Publicly available diabetic retinopathy (DR) datasets are imbalanced, containing limited numbers of images with DR. This imbalance contributes to overfitting when training machine learning classifiers. The impact of this imbalance is exacerbated as the severity of the DR stage increases, affecting the classifiers' diagnostic capacity. The imbalance can be addressed using Generative Adversarial Networks (GANs) to augment the datasets with synthetic images. Generating synthetic images is advantageous if high-quality and diversified images are produced. To evaluate the quality and diversity of synthetic images, several evaluation metrics, such as Multi-Scale Structural Similarity Index (MS-SSIM), Cosine Distance (CD), and Fr\'echet Inception Distance (FID) are used. Understanding the effectiveness of each metric in evaluating the quality and diversity of GAN-based synthetic images is critical to select images for augmentation. To date, there has been limited analysis of the appropriateness of these metrics in the context of biomedical imagery. This work contributes an empirical assessment of these evaluation metrics as applied to synthetic Proliferative DR imagery generated by a Deep Convolutional GAN (DCGAN). Furthermore, the metrics' capacity to indicate the quality and diversity of synthetic images and a correlation with classifier performance is undertaken. This enables a quantitative selection of synthetic imagery and an informed augmentation strategy. Results indicate that FID is suitable for evaluating the quality, while MS-SSIM and CD are suitable for evaluating the diversity of synthetic imagery. Furthermore, the superior performance of Convolutional Neural Network (CNN) and EfficientNet classifiers, as indicated by the F1 and AUC scores, for the augmented datasets demonstrates the efficacy of synthetic imagery to augment the imbalanced dataset.

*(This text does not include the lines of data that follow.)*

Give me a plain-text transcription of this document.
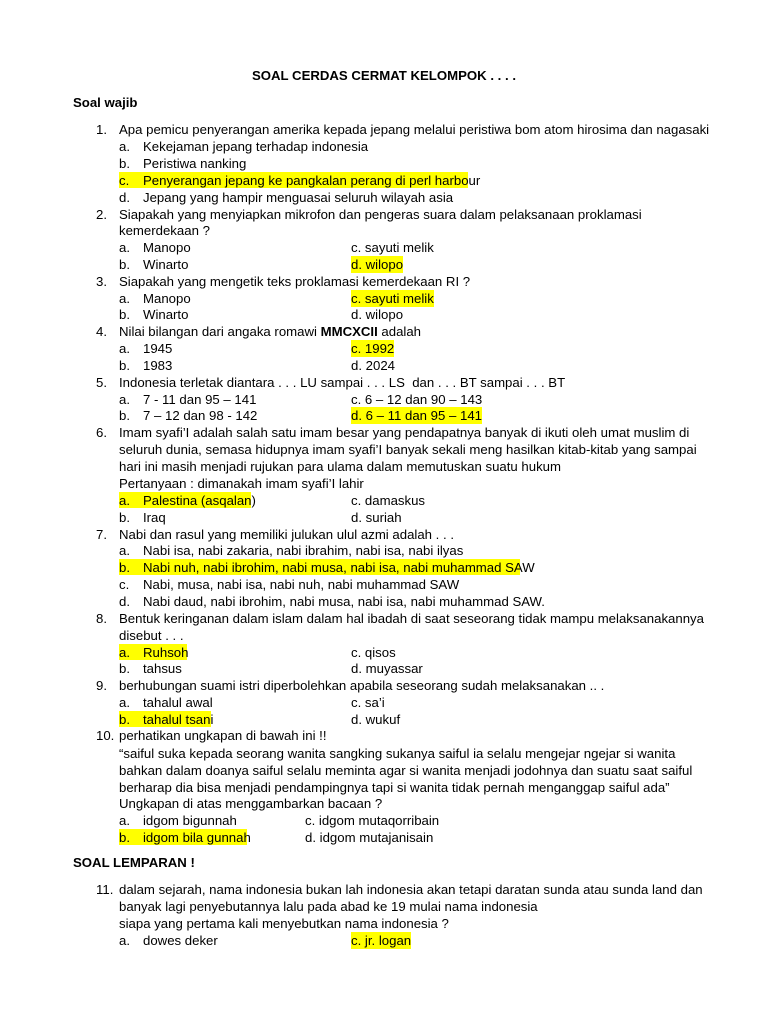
SOAL CERDAS CERMAT KELOMPOK . . . .
Soal wajib
1. Apa pemicu penyerangan amerika kepada jepang melalui peristiwa bom atom hirosima dan nagasaki
a. Kekejaman jepang terhadap indonesia
b. Peristiwa nanking
c. Penyerangan jepang ke pangkalan perang di perl harbour
d. Jepang yang hampir menguasai seluruh wilayah asia
2. Siapakah yang menyiapkan mikrofon dan pengeras suara dalam pelaksanaan proklamasi
kemerdekaan ?
a. Manopo	c. sayuti melik
b. Winarto	d. wilopo
3. Siapakah yang mengetik teks proklamasi kemerdekaan RI ?
a. Manopo	c. sayuti melik
b. Winarto	d. wilopo
4. Nilai bilangan dari angaka romawi MMCXCII adalah
a. 1945	c. 1992
b. 1983	d. 2024
5. Indonesia terletak diantara . . . LU sampai . . . LS  dan . . . BT sampai . . . BT
a. 7 - 11 dan 95 – 141	c. 6 – 12 dan 90 – 143
b. 7 – 12 dan 98 - 142	d. 6 – 11 dan 95 – 141
6. Imam syafi’I adalah salah satu imam besar yang pendapatnya banyak di ikuti oleh umat muslim di
seluruh dunia, semasa hidupnya imam syafi’I banyak sekali meng hasilkan kitab-kitab yang sampai
hari ini masih menjadi rujukan para ulama dalam memutuskan suatu hukum
Pertanyaan : dimanakah imam syafi’I lahir
a. Palestina (asqalan)	c. damaskus
b. Iraq	d. suriah
7. Nabi dan rasul yang memiliki julukan ulul azmi adalah . . .
a. Nabi isa, nabi zakaria, nabi ibrahim, nabi isa, nabi ilyas
b. Nabi nuh, nabi ibrohim, nabi musa, nabi isa, nabi muhammad SAW
c. Nabi, musa, nabi isa, nabi nuh, nabi muhammad SAW
d. Nabi daud, nabi ibrohim, nabi musa, nabi isa, nabi muhammad SAW.
8. Bentuk keringanan dalam islam dalam hal ibadah di saat seseorang tidak mampu melaksanakannya
disebut . . .
a. Ruhsoh	c. qisos
b. tahsus	d. muyassar
9. berhubungan suami istri diperbolehkan apabila seseorang sudah melaksanakan .. .
a. tahalul awal	c. sa’i
b. tahalul tsani	d. wukuf
10. perhatikan ungkapan di bawah ini !!
“saiful suka kepada seorang wanita sangking sukanya saiful ia selalu mengejar ngejar si wanita
bahkan dalam doanya saiful selalu meminta agar si wanita menjadi jodohnya dan suatu saat saiful
berharap dia bisa menjadi pendampingnya tapi si wanita tidak pernah menganggap saiful ada”
Ungkapan di atas menggambarkan bacaan ?
a. idgom bigunnah	c. idgom mutaqorribain
b. idgom bila gunnah	d. idgom mutajanisain
SOAL LEMPARAN !
11. dalam sejarah, nama indonesia bukan lah indonesia akan tetapi daratan sunda atau sunda land dan
banyak lagi penyebutannya lalu pada abad ke 19 mulai nama indonesia
siapa yang pertama kali menyebutkan nama indonesia ?
a. dowes deker	c. jr. logan
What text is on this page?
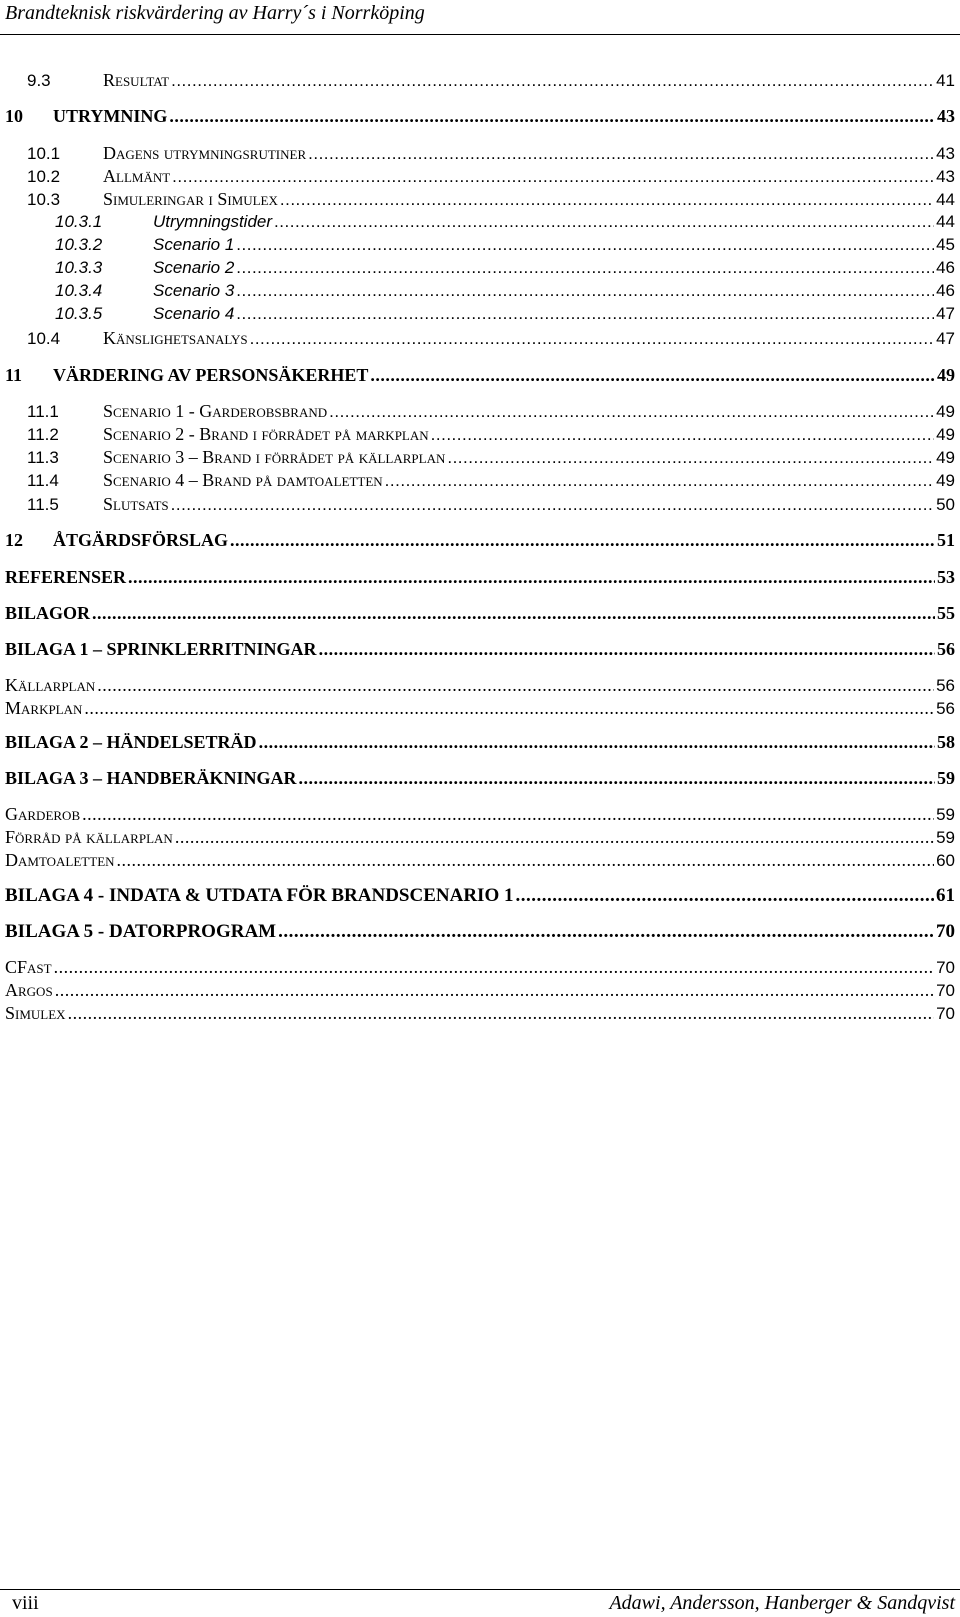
Brandteknisk riskvärdering av Harry´s i Norrköping
9.3	Resultat .....	41
10	UTRYMNING .....	43
10.1	Dagens utrymningsrutiner .....	43
10.2	Allmänt .....	43
10.3	Simuleringar i Simulex .....	44
10.3.1	Utrymningstider .....	44
10.3.2	Scenario 1 .....	45
10.3.3	Scenario 2 .....	46
10.3.4	Scenario 3 .....	46
10.3.5	Scenario 4 .....	47
10.4	Känslighetsanalys .....	47
11	VÄRDERING AV PERSONSÄKERHET .....	49
11.1	Scenario 1 - Garderobsbrand .....	49
11.2	Scenario 2 - Brand i förrådet på markplan .....	49
11.3	Scenario 3 – Brand i förrådet på källarplan .....	49
11.4	Scenario 4 – Brand på damtoaletten .....	49
11.5	Slutsats .....	50
12	ÅTGÄRDSFÖRSLAG .....	51
REFERENSER .....	53
BILAGOR .....	55
BILAGA 1 – SPRINKLERRITNINGAR .....	56
Källarplan .....	56
Markplan .....	56
BILAGA 2 – HÄNDELSETRÄD .....	58
BILAGA 3 – HANDBERÄKNINGAR .....	59
Garderob .....	59
Förråd på källarplan .....	59
Damtoaletten .....	60
BILAGA 4 - INDATA & UTDATA FÖR BRANDSCENARIO 1 .....	61
BILAGA 5 - DATORPROGRAM .....	70
CFast .....	70
Argos .....	70
Simulex .....	70
viii	Adawi, Andersson, Hanberger & Sandqvist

翻译：公开可用的糖尿病视网膜病变（DR）数据集存在类别不平衡问题，包含的DR图像数量有限。这种不平衡性在训练机器学习分类器时会导致过拟合现象。随着DR阶段严重程度的增加，这种不平衡性的影响会进一步加剧，从而影响分类器的诊断能力。通过使用生成对抗网络（GAN）合成图像来扩充数据集，可以解决这一不平衡问题。生成合成图像的优势取决于能否产生高质量且多样化的图像。为评估合成图像的质量与多样性，通常采用多种评价指标，如多尺度结构相似性指数（MS-SSIM）、余弦距离（CD）和弗雷歇初始距离（FID）。理解各指标在评估基于GAN的合成图像质量与多样性方面的有效性，对于选择用于数据增强的图像至关重要。迄今为止，针对这些指标在生物医学图像领域的适用性分析尚显不足。本文对基于深度卷积生成对抗网络（DCGAN）生成的增殖性DR合成图像所应用的这些评估指标进行了实证评估。此外，本研究进一步探究了这些指标反映合成图像质量与多样性的能力，及其与分类器性能的相关性。这使研究者能够定量选择合成图像并制定合理的数据增强策略。结果表明：FID适用于评估合成图像质量，而MS-SSIM和CD则适用于评估合成图像多样性。此外，基于F1分数和AUC分数的指标显示，在扩充数据集上，卷积神经网络（CNN）和EfficientNet分类器性能显著提升，证明了合成图像在缓解数据集不平衡问题中的有效性。